Well, what did women do to finally get the vote? What did blacks do to finally end segregation? What did migrant workers do to form a union? What did Native Americans do to finally reaffirm long-abrogated treaty rights? What did British Gold Coast Africans do to end colonial rule? What did Filipinas and Filipinos do to depose Ferdinand Marcos? What did Serbs do to knock Slobodan Milosevic out of office? What did Tunisians do to overthrow dictator Ben Ali?

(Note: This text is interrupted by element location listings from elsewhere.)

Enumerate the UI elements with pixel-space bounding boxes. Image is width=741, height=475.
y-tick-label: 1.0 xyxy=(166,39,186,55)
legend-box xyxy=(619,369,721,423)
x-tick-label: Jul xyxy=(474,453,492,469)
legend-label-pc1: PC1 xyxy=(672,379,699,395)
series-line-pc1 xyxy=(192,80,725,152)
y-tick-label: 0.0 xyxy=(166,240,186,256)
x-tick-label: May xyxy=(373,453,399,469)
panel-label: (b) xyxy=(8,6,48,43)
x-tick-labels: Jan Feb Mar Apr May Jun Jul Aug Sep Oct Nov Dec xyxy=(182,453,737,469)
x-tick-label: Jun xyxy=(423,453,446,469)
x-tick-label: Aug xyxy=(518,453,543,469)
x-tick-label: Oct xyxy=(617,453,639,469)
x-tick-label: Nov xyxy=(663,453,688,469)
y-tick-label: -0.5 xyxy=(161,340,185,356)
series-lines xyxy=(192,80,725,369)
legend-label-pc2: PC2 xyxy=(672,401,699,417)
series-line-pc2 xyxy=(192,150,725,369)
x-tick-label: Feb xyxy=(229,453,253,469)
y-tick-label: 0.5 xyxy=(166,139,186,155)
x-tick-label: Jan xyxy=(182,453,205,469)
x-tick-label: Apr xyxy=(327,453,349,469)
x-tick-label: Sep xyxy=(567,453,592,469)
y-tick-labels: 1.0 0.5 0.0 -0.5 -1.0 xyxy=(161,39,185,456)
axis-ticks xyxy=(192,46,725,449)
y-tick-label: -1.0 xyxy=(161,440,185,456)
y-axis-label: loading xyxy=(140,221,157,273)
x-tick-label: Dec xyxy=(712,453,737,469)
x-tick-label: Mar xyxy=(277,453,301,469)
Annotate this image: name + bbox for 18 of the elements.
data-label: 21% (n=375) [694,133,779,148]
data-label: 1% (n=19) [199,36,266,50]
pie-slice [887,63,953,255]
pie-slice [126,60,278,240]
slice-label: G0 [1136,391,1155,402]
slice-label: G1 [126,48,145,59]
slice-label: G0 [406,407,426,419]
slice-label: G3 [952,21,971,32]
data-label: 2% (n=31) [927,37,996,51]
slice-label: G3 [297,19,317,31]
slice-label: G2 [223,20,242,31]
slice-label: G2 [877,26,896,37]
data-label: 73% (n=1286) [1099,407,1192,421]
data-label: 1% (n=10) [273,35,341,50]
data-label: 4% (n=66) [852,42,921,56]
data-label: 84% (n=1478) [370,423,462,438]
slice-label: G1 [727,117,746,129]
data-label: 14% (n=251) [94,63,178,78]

In all these cases and many more, people finally decided to take that latent power that is always there—nonviolent people power—organize it, recruit mass numbers to their movement, and use it strategically to earn victory. Yes, they worked at it. Yes, they sacrificed. And they won, with far far far fewer costs than if they would have either shrunk from engagement or engaged in violence.
Our power is in our hands if we take it off the table—and if we don’t, the greedy elite will take it all again. Our power, our choice.